I know about the hamster wheel Bill Watterson illustrates. Time on the wheel feels pointless and leaves core human needs for love, respect and acceptance often unsatisfied. Selling out is agreeing to live a life devoted to false Gods of money or its cousin "careerism".

I don't judge those who see ladder climbing as their destiny. Ladder climbers seek to order randomness out. As a reformed "ladder climber" I know order is always an illusion, a false God.

This is not to say chaos and randomness are all, but chaos and randomness are sufficient to make climbing ladders an endless hamster wheel. The romance of life, the love of being here and now, happens when we judge less and act more.

Remember, in George Roy Hill's amazing movie, how the Sundance Kid was an ordinary gunfighter UNTIL he moved. After an amazing display of shooting he says simply, "I'm better when I move".

Sundance isn't alone. We are all better when we move, better when our attention is on the work and not obsessing about "selling out" or ladder climbing. A priori rejection of any experience feels common or born of the same cloth. Experience, work and then judge but only judge in the most narrow of context, "Is this experience right for me".

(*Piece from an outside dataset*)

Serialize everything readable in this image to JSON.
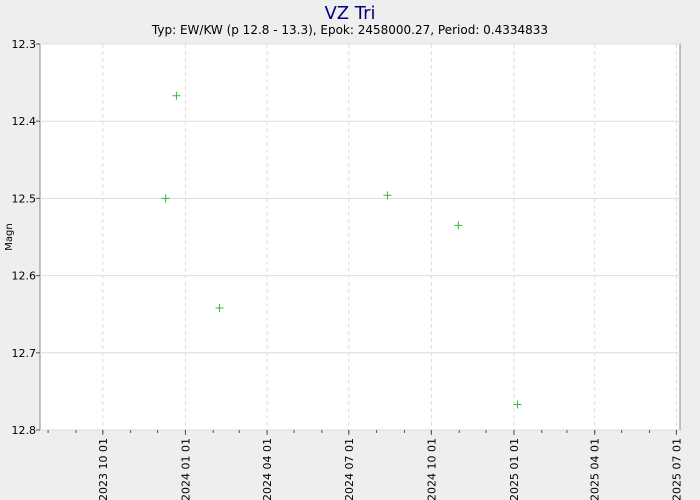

I wish life were as simple as deciding what experiences are right for you. If that were the case I could be easily rid of my #cancer  since the experience of it certainly is not "right for me" :). Some experience is involuntary and happens TO us not for or about us.

This is why the fear of selling out strikes me as another side of the ladder coin. When you've experienced a big "done to you" experience you see "sellouts" are the rare Snidley Whiplash people who knowingly tie a damsel to the train tracks. 

Most people try to do the right thing most of the time. Where life gets tricky is in our judgement of who or what is right. Most reading this should rest comfortably in the knowledge they are not Snidley Whiplash and so don't need to worry much about ladder climbing or selling out.

Anything you do conscious of your desire to do the right thing and fully present in this moment will be right for some and wrong for others. I focus on the work and surf life's waves as much as as well as possible on this day and in this moment. I know that "great", "sucks" and "involuntary are often just faces on a hamster wheel and so not helpful (in the long run).

The work, on the other hand, in all of its demanding and frustrating glory is elegant, always simple (in the end) and full of love.  Rock on and don't worry so much about hamster wheels, ladders or selling out. If you are having one of life's involuntary experiences know you are not alone and focus on the work.